長年にわたり繰り広げられてきた真贋論争に、いよいよ終止符が――。
その「トリノの聖骸布」と呼ばれる布は、1353年にフランスのリレで発見された、縦4.35メートル、横1.1メートルのリンネル。イエス・キリストの遺体を包んだとされる、通称「トリノの聖骸布」だ。
その後、1453年にサヴォイ家の手に渡り、トリノに移った後、1983年にサヴォイ家からローマ教皇に所有権が譲渡された。現在はトリノ大司教の管理下に置かれている。
数十年にわたり、多種多様な科学的調査が行われてきたにもかかわらず、布がいつの時代に作られ、本当にイエスが纏ったものなのか、その真偽は長い間、ハッキリしなかった。宗教ジャーナリストが語る。
「1988年には聖骸布の一部をサンプルとして、3つ研究所で放射性炭素年代鑑定が行われました。その結果、布が製造された時期は1260年から1390年の間、つまり中世の時代だとされ、イエスの遺体を包んだという説はもろくも崩れ去ってしまったのです」
ただ、科学者らによれば、リンネルの布を放射性炭素で年代測定することは極めて難しく、さらに鑑定に使用された布が長期間、煙などにさらされたこと、また修復された部分がある可能性があるため、当初から放射性炭素年代測定には批判的な意見が多かったという。

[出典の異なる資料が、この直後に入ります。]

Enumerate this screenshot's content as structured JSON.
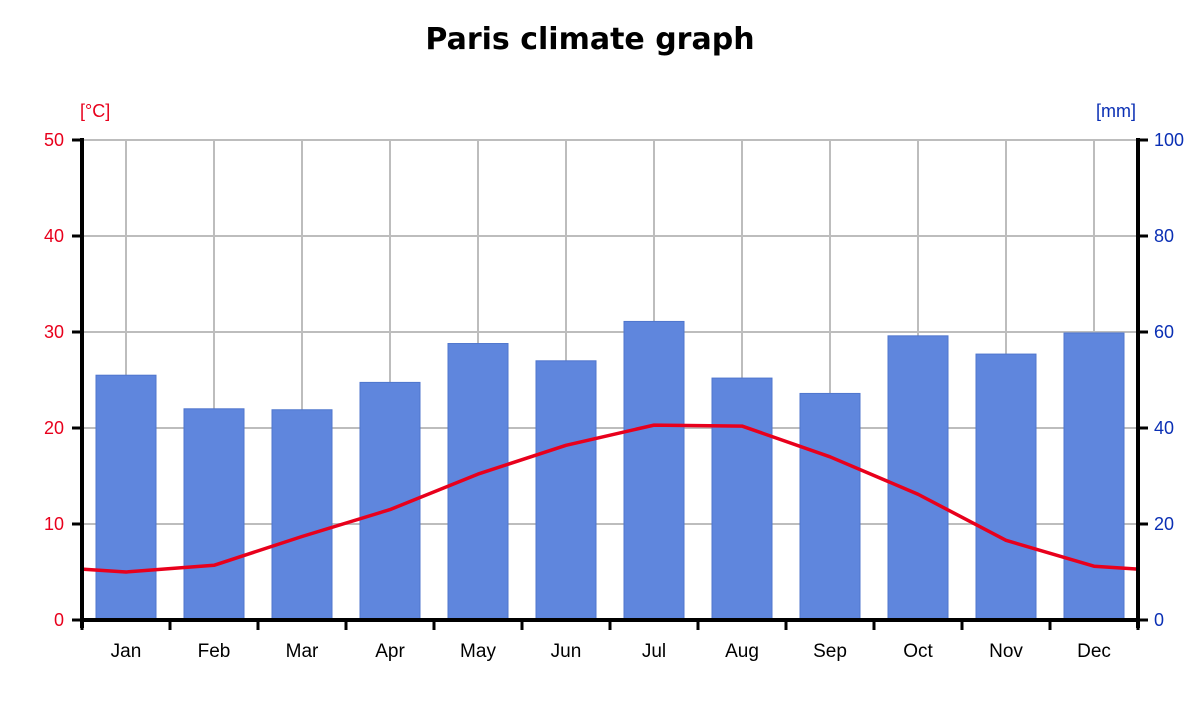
{
  "chart_data": {
    "type": "bar",
    "title": "Paris climate graph",
    "categories": [
      "Jan",
      "Feb",
      "Mar",
      "Apr",
      "May",
      "Jun",
      "Jul",
      "Aug",
      "Sep",
      "Oct",
      "Nov",
      "Dec"
    ],
    "series": [
      {
        "type": "bar",
        "axis": "right",
        "values": [
          51,
          44,
          43.8,
          49.5,
          57.6,
          54,
          62.2,
          50.4,
          47.2,
          59.2,
          55.4,
          59.8
        ]
      },
      {
        "type": "line",
        "axis": "left",
        "values": [
          5.0,
          5.7,
          8.7,
          11.5,
          15.2,
          18.2,
          20.3,
          20.2,
          17.0,
          13.1,
          8.3,
          5.6
        ]
      }
    ],
    "line_edge_values": {
      "left": 5.3,
      "right": 5.3
    },
    "y_left": {
      "unit_label": "[°C]",
      "ylim": [
        0,
        50
      ],
      "ticks": [
        0,
        10,
        20,
        30,
        40,
        50
      ]
    },
    "y_right": {
      "unit_label": "[mm]",
      "ylim": [
        0,
        100
      ],
      "ticks": [
        0,
        20,
        40,
        60,
        80,
        100
      ]
    },
    "grid": true,
    "colors": {
      "bar": "#5f86dd",
      "line": "#e8001c",
      "left_axis_text": "#e8001c",
      "right_axis_text": "#0a2fb4",
      "grid": "#bdbdbd"
    }
  }
}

そこで2013年、改めてDNA鑑定やCTを用いた詳細な鑑定を実施。すると今度は前回の鑑定を覆す、この布が紀元前33年頃のものであるとの結果が出たのである。鑑定にあたった科学者からは「布から分析した人間の手、首、足には貫通した跡があり、遺体は180センチの男性」との推定が出されたことで俄然、本物である可能性が高まった。とはいえ、これまた鑑定結果に懐疑的な科学者は多く、見解は真っ二つに分かれることに。
そんな中、今度はイタリアの研究者らが広角X線技術(WAXS)を用い、リンネルのセルロースの自然な劣化を測定。布の製造時期特定を行ったところ、イスラエルで発見された1世紀のリネン布と互換性があると判明したのである。さらにはヨーロッパに運ばれる前の約13世紀にわたり、温度約23度、相対湿度55%で保管されていたことまでもが、明らかになった。
科学者らはこの研究結果を「Heritage」誌に発表。英「デイリー・メール」紙などでも大々的に報じられ、バチカン関係者らは歓喜の声を上げたのだった。
その後、バチカン教皇庁が配信する「バチカンニュース」ドイツ語版で「トリノの聖骸布」が本物だとの最新測定結果が発表されている。